Der Staat hilft ja auch nicht aus Freundlichkeit, sondern um Kosten zu sparen, die eigene Macht zu erhalten und um Wählerstimmen zu gewinnen.
In Italien ist der Oberbegriff „Mafia“, für viele Zusammenschlüsse (Cosa Nostra, Camorra, Ndrangheta), die andere ausplündern und wenn Not ist, diesen sich als einzige Retter präsentieren.
In Deutschland ist der Oberbegriffe dafür „Bundesregierung“, für viele Zusammenschlüsse (Rundfunkbeitrag, Öko-Steuer, Energiewende, ALGII), die andere sogar per Gesetz ausplündern und wenn Not ist, diesen sich als einzige Retter präsentieren.
Zahlt man den Rundfunkbeitrag in Deutschland nicht, dann wird das Auto auch weggenommen (gepfändet), bis man zahlt. Konten werden gesperrt, bis man gezahlt hat!

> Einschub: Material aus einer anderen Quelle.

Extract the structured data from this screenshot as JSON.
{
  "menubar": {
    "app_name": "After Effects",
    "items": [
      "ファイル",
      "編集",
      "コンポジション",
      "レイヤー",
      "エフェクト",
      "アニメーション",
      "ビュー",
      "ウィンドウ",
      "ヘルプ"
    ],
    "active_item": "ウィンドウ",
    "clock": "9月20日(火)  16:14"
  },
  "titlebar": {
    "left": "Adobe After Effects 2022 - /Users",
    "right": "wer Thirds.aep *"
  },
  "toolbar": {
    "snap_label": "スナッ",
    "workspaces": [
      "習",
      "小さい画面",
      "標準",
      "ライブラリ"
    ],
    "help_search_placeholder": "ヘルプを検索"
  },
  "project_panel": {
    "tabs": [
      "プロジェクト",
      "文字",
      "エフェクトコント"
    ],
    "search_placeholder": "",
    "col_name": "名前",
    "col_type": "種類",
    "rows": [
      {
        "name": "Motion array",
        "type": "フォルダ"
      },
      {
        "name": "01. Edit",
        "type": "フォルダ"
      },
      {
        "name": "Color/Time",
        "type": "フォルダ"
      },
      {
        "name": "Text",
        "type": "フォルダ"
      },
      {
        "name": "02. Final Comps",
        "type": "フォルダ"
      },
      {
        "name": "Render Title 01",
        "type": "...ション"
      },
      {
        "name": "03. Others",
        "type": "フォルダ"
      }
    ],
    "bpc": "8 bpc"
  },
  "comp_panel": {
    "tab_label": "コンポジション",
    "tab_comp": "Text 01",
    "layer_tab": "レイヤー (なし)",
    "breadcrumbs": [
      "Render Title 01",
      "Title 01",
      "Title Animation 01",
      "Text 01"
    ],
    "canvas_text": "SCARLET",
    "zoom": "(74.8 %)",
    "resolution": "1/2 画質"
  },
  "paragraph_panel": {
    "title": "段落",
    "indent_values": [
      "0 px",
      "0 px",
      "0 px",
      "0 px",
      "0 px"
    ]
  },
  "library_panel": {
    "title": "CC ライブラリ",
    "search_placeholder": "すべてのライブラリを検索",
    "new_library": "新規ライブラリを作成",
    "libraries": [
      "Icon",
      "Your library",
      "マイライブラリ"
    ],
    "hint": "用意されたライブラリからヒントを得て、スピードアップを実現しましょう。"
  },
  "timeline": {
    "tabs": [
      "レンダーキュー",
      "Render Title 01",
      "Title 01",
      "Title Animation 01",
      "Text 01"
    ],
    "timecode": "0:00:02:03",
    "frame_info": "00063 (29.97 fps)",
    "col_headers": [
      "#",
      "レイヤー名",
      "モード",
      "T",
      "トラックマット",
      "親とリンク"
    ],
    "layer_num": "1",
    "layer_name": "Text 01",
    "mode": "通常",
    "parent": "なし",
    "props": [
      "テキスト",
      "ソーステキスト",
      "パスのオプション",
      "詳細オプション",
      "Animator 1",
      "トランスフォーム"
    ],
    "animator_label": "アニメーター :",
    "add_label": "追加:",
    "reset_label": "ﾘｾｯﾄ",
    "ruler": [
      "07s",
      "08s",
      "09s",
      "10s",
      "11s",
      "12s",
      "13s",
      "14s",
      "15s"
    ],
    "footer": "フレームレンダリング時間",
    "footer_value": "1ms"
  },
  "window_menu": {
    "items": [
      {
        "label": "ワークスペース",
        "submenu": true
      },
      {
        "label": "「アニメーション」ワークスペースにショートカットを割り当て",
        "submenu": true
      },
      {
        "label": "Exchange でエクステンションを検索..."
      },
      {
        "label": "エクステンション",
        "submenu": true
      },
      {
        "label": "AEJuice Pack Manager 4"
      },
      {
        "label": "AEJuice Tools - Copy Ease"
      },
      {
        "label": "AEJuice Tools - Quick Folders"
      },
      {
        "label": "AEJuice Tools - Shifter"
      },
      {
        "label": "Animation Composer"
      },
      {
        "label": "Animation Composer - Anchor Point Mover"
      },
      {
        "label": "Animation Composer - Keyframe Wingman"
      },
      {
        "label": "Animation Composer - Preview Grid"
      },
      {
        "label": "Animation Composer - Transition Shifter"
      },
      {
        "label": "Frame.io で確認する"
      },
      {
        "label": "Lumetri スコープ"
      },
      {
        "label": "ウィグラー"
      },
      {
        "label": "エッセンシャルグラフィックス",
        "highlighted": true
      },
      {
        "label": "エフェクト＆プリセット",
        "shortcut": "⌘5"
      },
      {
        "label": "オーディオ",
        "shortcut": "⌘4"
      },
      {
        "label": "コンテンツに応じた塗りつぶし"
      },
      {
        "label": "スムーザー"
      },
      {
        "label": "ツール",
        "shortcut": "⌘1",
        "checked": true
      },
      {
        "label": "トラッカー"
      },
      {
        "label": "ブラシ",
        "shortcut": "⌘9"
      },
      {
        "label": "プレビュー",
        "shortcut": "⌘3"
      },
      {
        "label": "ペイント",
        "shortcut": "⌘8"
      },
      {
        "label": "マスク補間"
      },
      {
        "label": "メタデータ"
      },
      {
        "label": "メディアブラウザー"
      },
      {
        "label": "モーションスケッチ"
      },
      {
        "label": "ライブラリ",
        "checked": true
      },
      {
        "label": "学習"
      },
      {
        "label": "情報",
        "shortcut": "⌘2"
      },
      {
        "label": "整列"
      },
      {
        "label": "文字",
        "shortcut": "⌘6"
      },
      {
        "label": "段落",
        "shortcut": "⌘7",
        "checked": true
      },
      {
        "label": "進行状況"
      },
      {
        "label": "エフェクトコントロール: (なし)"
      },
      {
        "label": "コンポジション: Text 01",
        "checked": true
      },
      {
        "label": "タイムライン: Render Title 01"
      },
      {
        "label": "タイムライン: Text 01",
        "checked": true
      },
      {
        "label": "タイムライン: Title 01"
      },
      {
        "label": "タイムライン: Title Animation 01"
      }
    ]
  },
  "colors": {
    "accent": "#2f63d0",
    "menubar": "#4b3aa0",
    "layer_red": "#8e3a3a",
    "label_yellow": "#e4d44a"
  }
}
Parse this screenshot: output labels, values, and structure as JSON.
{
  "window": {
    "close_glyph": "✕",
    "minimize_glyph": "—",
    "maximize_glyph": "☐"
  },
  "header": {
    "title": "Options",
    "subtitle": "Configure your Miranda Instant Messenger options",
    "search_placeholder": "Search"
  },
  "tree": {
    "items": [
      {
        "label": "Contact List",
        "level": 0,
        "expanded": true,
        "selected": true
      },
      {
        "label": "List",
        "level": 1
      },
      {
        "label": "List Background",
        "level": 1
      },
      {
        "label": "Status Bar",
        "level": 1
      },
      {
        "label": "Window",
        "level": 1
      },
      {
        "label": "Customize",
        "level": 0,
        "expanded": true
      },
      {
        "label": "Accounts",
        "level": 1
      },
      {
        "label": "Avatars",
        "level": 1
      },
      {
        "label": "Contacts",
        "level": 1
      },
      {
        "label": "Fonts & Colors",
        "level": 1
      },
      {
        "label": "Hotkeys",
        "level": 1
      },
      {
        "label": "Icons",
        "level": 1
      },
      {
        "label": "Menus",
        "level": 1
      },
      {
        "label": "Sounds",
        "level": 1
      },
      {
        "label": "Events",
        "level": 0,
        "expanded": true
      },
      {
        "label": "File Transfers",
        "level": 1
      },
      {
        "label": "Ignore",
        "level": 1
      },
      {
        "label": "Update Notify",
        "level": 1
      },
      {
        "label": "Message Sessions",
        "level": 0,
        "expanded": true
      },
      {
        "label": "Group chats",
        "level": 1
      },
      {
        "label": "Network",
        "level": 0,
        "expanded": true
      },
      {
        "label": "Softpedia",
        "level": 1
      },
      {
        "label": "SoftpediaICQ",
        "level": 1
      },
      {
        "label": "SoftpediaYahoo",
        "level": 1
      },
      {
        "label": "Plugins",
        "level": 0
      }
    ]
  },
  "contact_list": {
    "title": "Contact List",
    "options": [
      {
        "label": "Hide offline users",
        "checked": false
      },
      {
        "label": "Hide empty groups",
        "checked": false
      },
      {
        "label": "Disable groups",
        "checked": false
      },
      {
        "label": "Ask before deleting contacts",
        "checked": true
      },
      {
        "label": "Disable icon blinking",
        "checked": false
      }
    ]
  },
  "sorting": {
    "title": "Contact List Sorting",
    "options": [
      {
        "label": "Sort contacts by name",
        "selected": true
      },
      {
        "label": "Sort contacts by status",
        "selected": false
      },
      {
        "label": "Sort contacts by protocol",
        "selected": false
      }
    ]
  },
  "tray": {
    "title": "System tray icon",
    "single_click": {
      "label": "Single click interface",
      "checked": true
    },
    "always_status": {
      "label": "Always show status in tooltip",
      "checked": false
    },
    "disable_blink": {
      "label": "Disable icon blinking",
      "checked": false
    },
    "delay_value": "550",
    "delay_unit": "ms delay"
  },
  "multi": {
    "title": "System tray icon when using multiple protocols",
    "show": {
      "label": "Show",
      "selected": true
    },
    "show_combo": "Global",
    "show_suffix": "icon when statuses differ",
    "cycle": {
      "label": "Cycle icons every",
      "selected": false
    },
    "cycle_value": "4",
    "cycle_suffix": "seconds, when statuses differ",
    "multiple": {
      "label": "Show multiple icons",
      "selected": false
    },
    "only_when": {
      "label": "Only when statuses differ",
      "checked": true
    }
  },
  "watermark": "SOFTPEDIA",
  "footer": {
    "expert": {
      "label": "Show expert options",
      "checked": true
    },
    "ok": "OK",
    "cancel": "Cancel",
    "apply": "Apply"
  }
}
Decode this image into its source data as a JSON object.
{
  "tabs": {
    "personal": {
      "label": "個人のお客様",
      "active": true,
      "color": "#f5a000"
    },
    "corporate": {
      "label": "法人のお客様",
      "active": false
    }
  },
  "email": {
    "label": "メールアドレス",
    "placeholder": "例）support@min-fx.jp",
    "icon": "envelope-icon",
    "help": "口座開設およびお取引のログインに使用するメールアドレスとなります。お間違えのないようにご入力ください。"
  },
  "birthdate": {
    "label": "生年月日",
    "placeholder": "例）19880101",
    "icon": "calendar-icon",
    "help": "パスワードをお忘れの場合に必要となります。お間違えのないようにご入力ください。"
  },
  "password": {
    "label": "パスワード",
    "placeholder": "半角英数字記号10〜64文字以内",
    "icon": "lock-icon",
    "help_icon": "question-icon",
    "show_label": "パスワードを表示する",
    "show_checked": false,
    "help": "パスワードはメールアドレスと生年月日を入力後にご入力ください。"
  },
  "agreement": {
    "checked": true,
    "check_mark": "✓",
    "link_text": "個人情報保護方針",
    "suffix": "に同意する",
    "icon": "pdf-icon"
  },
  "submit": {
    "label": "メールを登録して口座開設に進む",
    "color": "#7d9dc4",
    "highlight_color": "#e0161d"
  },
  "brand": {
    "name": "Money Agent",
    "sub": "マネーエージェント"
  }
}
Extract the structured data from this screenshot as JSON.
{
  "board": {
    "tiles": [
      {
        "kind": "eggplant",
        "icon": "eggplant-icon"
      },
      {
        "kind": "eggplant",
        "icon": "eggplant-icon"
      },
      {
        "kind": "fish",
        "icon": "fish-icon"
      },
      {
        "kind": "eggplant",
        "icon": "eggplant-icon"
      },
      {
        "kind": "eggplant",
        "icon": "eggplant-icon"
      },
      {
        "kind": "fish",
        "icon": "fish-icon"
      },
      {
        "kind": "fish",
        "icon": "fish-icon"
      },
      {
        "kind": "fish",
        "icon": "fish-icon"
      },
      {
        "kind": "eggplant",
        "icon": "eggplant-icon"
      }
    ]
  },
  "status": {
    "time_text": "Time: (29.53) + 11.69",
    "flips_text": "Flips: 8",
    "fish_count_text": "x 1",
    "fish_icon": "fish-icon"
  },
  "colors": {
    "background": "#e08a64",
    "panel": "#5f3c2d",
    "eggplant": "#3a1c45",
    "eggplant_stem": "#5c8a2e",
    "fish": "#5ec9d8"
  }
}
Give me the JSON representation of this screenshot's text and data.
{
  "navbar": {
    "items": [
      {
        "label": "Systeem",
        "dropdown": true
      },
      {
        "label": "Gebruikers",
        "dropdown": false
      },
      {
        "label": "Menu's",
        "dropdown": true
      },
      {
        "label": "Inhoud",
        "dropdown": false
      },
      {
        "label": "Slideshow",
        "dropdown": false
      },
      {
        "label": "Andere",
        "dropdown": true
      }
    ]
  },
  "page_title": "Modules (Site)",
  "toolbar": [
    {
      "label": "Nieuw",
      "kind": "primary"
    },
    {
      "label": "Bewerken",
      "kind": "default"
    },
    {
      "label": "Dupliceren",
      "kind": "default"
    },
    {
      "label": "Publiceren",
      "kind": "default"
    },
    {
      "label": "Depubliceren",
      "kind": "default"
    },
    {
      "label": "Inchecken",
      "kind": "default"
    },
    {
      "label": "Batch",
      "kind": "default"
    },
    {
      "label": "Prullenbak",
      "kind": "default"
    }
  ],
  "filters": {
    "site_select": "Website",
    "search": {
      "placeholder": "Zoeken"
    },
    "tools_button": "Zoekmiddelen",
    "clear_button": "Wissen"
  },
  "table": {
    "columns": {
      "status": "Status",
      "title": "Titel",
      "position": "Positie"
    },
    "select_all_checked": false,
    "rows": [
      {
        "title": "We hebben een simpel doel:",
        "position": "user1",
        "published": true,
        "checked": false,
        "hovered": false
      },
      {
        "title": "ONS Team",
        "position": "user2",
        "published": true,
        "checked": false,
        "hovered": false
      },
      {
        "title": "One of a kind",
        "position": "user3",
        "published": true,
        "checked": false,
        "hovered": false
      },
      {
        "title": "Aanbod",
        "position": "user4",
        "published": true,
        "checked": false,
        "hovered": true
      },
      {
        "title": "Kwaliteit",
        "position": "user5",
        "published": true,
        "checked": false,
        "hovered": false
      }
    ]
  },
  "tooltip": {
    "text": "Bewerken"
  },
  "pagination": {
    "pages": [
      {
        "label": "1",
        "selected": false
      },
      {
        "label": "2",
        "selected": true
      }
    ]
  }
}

Firmen werden geschlossen, weil man im Schuldenregiester plötzlich steht und keine Vorfinanzierung von Aufträgen bekommt!
Und erst wenn man zahlt, oder so bettelarm ist, dass der Rundfunkbeitrag einem erlassen wird, hat man wieder seine Ruhe!
Ob Mafia oder Bundesregierung, ist dann der selbe Sumpf, hat nur einen anderen Namen!